Web sees hate sites spread

· As alarm rises, however, free-speech activists worry about proposed cures

BY MICHAEL FLETCHER

The Washington Post

WASHINGTON - If a contestant misses a word while playing the online version of the game hangman on a Ku Klux Klan Web site, he gets to hang "Leroy," an African American figure. After the lynching, the computer screams: "You win!"

Another site on the World Wide Web promotes the fictional notion that the Holocaust never occurred. "Did six million die?" it asks.

Still another Web site proclaims that Jews are "the anti-Christ," the result of a union between Eve and Satan. Another resurrects the ridiculous tale, popular in 19th century Europe, that Jews use the blood of Christian children as an ingredient in matzo.

Those are a small part a fast growing phenomenon cited in a new Anti-Defamation League report on the use of the Internet by racist and other hate groups to spread their messages and recruit supporters.

The ADL says there are 250 hate sites on the World Wide Web, a figure that has more than doubled in the past year.

While racist and separatist groups have long distributed their propaganda using everything from fliers and newspapers to radio shows and public access cable, the ADL says the Internet represents a more ominous threat because of its revolutionary low cost and global reach.

"Shrewd bigots of all kinds are rushing to use the enormous power of this new communications medium, and we must match and surpass them," said Abraham Foxman, the ADL's national director. "We must continue to expose them, to hold them up to public scrutiny and to counter their messages of hate."

The ADL says children are especially vulnerable to these materials because they are more likely to accept them as fact.

How to combat hate on the Internet is a problem the ADL is struggling to solve.

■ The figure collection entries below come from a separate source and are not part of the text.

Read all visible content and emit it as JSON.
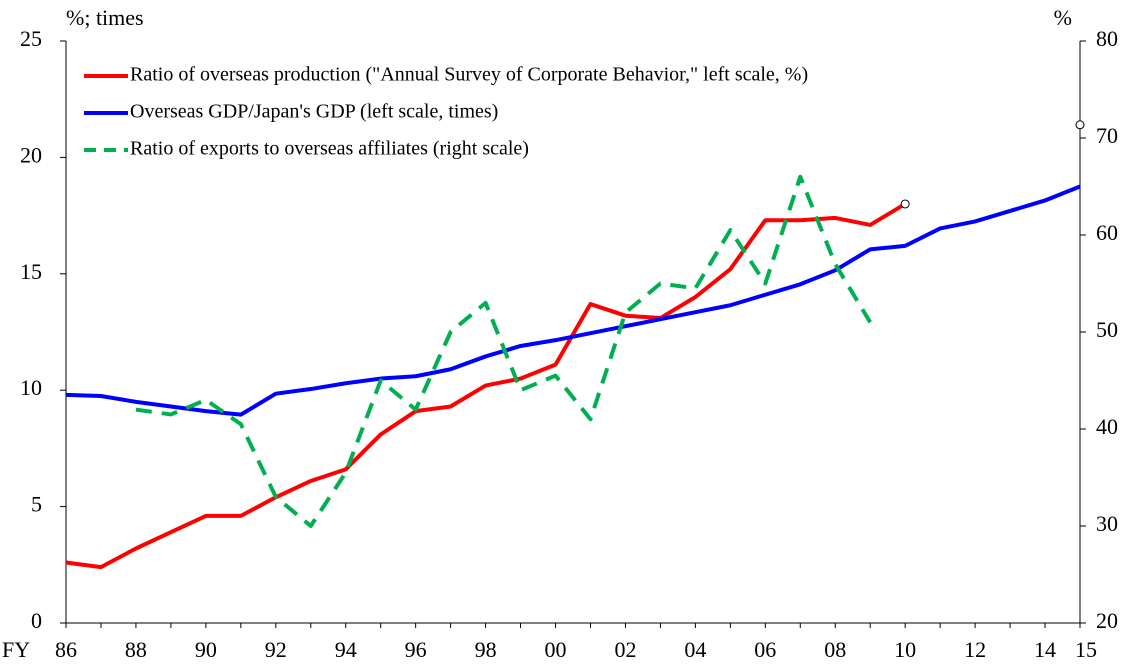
{
  "chart_data": {
    "type": "line",
    "y_label": "%; times",
    "y2_label": "%",
    "x_label": "FY",
    "categories": [
      "86",
      null,
      "88",
      null,
      "90",
      null,
      "92",
      null,
      "94",
      null,
      "96",
      null,
      "98",
      null,
      "00",
      null,
      "02",
      null,
      "04",
      null,
      "06",
      null,
      "08",
      null,
      "10",
      null,
      "12",
      null,
      "14",
      "15"
    ],
    "ylim": [
      0,
      25
    ],
    "yticks": [
      0,
      5,
      10,
      15,
      20,
      25
    ],
    "y2lim": [
      20,
      80
    ],
    "y2ticks": [
      20,
      30,
      40,
      50,
      60,
      70,
      80
    ],
    "legend": "upper left",
    "series": [
      {
        "name": "Ratio of overseas production (\"Annual Survey of Corporate Behavior,\" left scale, %)",
        "color": "#ff0000",
        "line_style": "solid",
        "values": [
          2.6,
          2.4,
          3.2,
          3.9,
          4.6,
          4.6,
          5.4,
          6.1,
          6.6,
          8.1,
          9.1,
          9.3,
          10.2,
          10.5,
          11.1,
          13.7,
          13.2,
          13.1,
          14.0,
          15.2,
          17.3,
          17.3,
          17.4,
          17.1,
          18.0,
          null,
          null,
          null,
          null,
          null
        ],
        "projection": [
          null,
          null,
          null,
          null,
          null,
          null,
          null,
          null,
          null,
          null,
          null,
          null,
          null,
          null,
          null,
          null,
          null,
          null,
          null,
          null,
          null,
          null,
          null,
          null,
          18.0,
          null,
          null,
          null,
          null,
          21.4
        ]
      },
      {
        "name": "Overseas GDP/Japan's GDP (left scale, times)",
        "color": "#0000ff",
        "line_style": "solid",
        "values": [
          9.8,
          9.75,
          9.5,
          9.3,
          9.1,
          8.95,
          9.85,
          10.05,
          10.3,
          10.5,
          10.6,
          10.9,
          11.45,
          11.9,
          12.15,
          12.45,
          12.75,
          13.05,
          13.35,
          13.65,
          14.1,
          14.55,
          15.15,
          16.05,
          16.2,
          16.95,
          17.25,
          17.7,
          18.15,
          18.75
        ]
      },
      {
        "name": "Ratio of exports to overseas affiliates (right scale)",
        "color": "#00b050",
        "line_style": "dashed",
        "axis": "y2",
        "values": [
          null,
          null,
          42,
          41.5,
          43,
          40.5,
          33,
          30,
          35.5,
          45,
          42,
          50,
          53,
          44,
          45.5,
          41,
          52,
          55,
          54.5,
          60.5,
          55,
          66,
          57,
          51,
          null,
          null,
          null,
          null,
          null,
          null
        ]
      }
    ]
  }
}
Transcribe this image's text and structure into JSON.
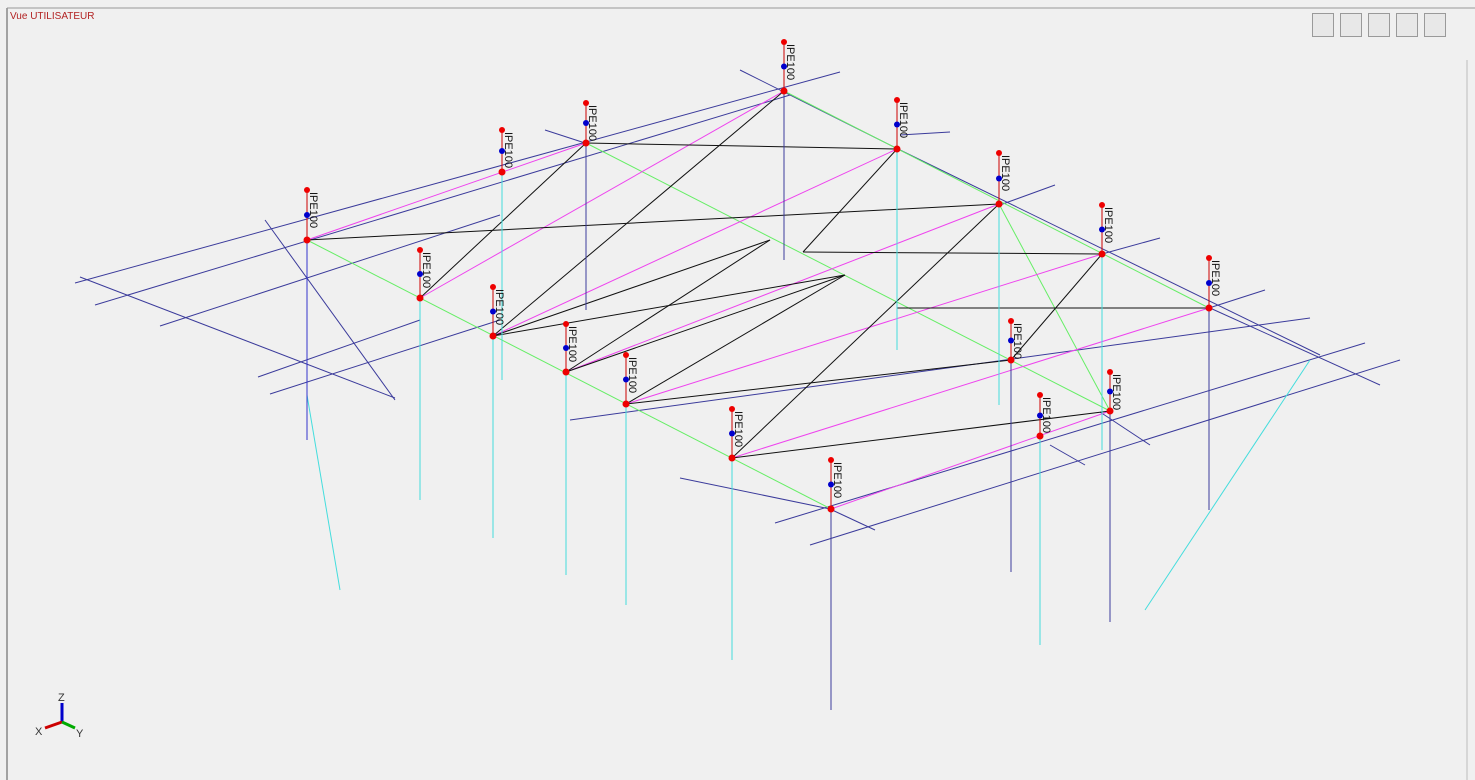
{
  "view_title": "Vue UTILISATEUR",
  "columns": [
    {
      "label": "IPE100"
    },
    {
      "label": "IPE100"
    },
    {
      "label": "IPE100"
    },
    {
      "label": "IPE100"
    },
    {
      "label": "IPE100"
    },
    {
      "label": "IPE100"
    },
    {
      "label": "IPE100"
    },
    {
      "label": "IPE100"
    },
    {
      "label": "IPE100"
    },
    {
      "label": "IPE100"
    },
    {
      "label": "IPE100"
    },
    {
      "label": "IPE100"
    },
    {
      "label": "IPE100"
    },
    {
      "label": "IPE100"
    },
    {
      "label": "IPE100"
    },
    {
      "label": "IPE100"
    },
    {
      "label": "IPE100"
    }
  ],
  "axes": {
    "x": "X",
    "y": "Y",
    "z": "Z"
  }
}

Most speech on the Internet is protected by the First Amendment, putting it out of reach of lawmakers. Also, many Internet access providers are reluctant to censor materials voluntarily, for fear of the unending demands that would no doubt surface.

"We have people who say 'Tom Sawyer' and 'The Adventures of Huckleberry Finn' ought not be in the library," said Dennis Van Roekel, a National Education Association official who spoke at an ADL panel Tuesday on hate on the Internet.

ADL is working with America Online to develop software that would allow people to filter out hate sites.

"There is nothing wrong with brand-name filtering software," said Christian Wolf, a lawyer working with ADL to monitor objectionable material on the Internet. "If you don't like ADL's view of the world, you don't have to use our software."

The idea of software filters does not sit well with free-speech advocates. Barry Steinhardt, associate director of the American Civil Liberties Union, said any type of censorship is something the ACLU will watch closely.

"We of course have always believed that the best response to bad speech is more speech," he said. "We applaud the ADL for bringing to light what they view as hate speech and for responding to it.... (But) we are waiting to see precisely how the ADL software is to work and what their alliance with America Online will be."